The way I see it, he just earned a lot of street cred, as they say, for at least taking a stand for something that he’s obviously passionate about — knowing full well that there could be a political price to pay.
Somewhere, Muhammad Ali is smiling.
“I have to stand up for people that are oppressed,” Kaepernick said. “If they take football away, my endorsements from me, I know that I stood up for what is right.”
Seattle Seahawks defensive end Michael Bennett created a stir at the start of training camp when he implored his peers to make social statements and criticized big-name NFL players for their relative silence in comparison to the outspoken stars of the NBA and even WNBA, who have made their voices heard.
No player should be pressured to speak out. But what Bennett and Kaepernick have pointed out is that athletes are people, too. And citizens. The issues that are prevalent in our society — including the divisiveness, bigotry and hatred being expressed in this presidential election — also affect the players, their families and communities, too.
If a player is passionate about an issue, he or she should use their platform — and wisely.
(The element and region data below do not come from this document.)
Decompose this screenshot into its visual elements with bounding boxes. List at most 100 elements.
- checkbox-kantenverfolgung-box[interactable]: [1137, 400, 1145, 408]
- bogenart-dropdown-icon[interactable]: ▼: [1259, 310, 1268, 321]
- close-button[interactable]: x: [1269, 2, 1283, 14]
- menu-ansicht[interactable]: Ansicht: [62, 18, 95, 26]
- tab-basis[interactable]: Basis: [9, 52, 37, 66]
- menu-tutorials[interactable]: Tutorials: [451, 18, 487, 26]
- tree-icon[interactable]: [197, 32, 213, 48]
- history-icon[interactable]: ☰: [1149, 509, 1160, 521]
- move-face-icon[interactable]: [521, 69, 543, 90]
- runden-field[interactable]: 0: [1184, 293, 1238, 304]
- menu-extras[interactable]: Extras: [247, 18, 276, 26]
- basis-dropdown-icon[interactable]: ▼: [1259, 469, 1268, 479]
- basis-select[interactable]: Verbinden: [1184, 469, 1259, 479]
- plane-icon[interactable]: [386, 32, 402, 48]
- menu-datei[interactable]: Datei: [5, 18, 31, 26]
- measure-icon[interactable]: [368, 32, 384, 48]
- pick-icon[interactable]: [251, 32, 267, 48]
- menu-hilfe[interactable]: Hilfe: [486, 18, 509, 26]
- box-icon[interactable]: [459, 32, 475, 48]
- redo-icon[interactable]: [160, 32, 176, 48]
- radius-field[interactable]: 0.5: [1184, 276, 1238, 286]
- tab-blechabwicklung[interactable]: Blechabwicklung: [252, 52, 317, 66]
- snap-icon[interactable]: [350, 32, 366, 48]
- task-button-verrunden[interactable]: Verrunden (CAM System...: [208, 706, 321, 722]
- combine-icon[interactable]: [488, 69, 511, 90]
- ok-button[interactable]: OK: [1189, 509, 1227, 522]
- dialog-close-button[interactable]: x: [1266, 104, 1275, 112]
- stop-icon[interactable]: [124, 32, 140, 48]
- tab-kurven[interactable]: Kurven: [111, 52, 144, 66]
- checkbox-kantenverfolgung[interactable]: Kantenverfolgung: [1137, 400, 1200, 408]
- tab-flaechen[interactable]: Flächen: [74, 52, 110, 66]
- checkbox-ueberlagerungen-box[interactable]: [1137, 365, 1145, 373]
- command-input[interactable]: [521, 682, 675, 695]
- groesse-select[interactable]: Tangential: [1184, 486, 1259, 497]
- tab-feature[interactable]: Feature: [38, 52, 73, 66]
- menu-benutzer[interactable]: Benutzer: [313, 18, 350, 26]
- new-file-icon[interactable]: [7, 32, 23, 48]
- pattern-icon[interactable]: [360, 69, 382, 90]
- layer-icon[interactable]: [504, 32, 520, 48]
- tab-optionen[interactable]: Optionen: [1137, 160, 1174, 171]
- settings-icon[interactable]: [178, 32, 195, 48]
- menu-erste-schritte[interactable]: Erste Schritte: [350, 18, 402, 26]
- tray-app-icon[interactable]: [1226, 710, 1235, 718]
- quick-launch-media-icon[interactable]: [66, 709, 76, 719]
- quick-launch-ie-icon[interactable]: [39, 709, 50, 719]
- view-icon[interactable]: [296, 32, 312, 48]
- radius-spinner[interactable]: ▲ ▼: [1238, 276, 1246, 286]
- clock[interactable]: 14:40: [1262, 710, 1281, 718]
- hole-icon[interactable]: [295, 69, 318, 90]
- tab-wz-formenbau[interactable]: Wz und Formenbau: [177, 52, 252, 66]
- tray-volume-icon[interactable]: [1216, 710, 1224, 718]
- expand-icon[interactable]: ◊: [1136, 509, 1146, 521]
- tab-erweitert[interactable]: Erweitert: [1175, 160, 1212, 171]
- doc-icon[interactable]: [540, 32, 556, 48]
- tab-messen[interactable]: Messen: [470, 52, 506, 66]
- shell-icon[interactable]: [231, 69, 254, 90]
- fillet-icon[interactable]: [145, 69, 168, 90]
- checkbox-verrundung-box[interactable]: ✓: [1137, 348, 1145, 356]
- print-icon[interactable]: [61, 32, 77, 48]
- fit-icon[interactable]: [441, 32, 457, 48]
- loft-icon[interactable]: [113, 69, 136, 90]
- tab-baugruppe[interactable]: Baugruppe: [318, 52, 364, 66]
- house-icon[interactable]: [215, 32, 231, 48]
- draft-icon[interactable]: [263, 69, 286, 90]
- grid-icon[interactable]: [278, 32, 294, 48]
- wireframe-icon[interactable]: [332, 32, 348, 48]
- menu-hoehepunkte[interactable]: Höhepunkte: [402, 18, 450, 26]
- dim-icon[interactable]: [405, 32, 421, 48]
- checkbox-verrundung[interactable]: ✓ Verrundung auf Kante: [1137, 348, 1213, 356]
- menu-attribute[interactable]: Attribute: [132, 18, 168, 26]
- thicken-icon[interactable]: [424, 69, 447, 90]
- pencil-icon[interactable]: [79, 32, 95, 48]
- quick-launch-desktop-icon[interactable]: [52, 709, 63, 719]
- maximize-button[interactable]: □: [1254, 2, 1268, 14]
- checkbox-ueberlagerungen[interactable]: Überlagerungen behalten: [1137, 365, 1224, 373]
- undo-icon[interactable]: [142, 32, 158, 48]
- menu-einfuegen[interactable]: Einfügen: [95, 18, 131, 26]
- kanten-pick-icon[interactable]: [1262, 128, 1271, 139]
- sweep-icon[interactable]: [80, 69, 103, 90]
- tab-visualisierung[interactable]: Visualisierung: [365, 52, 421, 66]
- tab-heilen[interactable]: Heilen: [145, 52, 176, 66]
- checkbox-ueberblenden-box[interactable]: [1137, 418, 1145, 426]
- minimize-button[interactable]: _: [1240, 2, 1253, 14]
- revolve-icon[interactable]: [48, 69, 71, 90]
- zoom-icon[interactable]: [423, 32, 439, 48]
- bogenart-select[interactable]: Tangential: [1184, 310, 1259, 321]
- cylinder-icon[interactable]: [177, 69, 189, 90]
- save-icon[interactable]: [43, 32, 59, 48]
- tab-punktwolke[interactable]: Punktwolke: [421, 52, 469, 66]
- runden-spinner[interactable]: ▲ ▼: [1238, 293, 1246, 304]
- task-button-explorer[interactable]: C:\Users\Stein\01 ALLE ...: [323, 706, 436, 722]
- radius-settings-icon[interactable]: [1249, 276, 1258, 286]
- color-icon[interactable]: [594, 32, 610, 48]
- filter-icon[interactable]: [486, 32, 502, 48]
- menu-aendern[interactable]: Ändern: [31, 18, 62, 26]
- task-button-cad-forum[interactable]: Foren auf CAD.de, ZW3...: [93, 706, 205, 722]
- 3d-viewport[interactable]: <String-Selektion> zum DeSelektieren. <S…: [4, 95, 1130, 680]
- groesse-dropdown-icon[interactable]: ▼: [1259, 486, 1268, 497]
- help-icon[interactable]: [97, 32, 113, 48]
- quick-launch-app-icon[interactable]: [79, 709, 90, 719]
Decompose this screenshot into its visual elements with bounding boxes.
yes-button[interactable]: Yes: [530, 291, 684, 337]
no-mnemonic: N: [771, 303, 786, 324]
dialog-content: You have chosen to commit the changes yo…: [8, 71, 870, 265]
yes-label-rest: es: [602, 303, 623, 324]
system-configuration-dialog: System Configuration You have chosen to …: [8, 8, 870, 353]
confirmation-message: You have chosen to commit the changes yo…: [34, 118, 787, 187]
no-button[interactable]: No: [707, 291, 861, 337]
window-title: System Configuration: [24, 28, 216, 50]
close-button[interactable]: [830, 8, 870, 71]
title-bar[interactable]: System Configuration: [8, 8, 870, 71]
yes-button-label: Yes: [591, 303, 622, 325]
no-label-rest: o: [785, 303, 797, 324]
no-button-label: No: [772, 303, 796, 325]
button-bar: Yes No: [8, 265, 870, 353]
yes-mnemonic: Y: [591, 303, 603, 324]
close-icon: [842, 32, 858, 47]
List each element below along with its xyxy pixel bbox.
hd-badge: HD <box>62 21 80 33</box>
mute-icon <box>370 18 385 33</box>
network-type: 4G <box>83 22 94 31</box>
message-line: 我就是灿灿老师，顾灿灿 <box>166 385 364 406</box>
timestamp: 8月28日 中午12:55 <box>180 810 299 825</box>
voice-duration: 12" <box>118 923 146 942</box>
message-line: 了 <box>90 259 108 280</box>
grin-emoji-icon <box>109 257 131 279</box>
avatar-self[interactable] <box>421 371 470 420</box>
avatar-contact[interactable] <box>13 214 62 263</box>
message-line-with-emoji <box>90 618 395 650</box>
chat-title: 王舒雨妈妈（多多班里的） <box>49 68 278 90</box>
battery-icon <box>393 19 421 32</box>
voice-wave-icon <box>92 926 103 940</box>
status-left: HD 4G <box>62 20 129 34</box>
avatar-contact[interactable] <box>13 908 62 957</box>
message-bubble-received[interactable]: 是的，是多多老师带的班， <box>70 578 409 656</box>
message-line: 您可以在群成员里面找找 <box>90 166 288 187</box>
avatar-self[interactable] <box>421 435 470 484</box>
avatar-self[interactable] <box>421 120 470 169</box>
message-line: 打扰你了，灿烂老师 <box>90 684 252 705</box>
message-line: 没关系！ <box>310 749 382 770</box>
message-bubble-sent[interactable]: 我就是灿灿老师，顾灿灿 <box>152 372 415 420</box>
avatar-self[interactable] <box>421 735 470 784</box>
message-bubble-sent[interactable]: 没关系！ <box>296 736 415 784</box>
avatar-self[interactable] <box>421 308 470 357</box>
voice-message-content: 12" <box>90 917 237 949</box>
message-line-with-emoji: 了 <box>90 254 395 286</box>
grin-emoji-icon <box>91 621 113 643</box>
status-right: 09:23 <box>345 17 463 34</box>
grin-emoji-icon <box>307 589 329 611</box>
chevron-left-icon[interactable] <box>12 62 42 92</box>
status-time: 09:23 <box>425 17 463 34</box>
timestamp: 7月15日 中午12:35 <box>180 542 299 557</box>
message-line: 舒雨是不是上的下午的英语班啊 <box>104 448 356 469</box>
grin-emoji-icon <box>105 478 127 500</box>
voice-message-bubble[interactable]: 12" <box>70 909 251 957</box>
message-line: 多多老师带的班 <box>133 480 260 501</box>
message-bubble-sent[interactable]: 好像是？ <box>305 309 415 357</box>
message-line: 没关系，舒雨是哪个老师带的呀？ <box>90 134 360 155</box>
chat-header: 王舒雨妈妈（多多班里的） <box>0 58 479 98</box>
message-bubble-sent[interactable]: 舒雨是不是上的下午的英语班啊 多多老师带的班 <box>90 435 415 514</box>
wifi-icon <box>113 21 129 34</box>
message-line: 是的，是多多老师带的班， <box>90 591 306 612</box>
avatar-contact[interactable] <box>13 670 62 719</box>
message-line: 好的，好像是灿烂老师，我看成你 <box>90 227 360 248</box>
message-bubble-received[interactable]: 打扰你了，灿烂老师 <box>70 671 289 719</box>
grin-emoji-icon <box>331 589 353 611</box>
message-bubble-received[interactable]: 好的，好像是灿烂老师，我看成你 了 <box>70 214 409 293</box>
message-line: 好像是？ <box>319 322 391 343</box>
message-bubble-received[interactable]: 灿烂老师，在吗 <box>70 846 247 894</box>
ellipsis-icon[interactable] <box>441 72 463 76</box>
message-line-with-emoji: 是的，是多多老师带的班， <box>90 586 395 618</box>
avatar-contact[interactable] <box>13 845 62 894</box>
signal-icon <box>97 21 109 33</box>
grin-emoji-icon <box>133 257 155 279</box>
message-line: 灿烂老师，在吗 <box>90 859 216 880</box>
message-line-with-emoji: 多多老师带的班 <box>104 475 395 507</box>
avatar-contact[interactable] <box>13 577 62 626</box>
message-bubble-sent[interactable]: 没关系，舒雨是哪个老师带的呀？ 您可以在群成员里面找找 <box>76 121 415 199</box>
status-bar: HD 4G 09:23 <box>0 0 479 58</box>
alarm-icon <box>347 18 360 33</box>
Still, it’s striking that Kaepernick, who played his first game in 292 days Friday even as numerous injuries have left him little chance of winning the starting job over Blaine Gabbert, suddenly evokes memories of John Carlos and Tommie Smith, who protested conditions of African-Americans during the grand stage of the 1968 Summer Olympics in Mexico City.
Obviously, Kapernick’s white half is oppressing his black half. Go back to Africa? Maybe that won’t work. Maybe he should just kill his white half. Ooops. His black half will be dead too.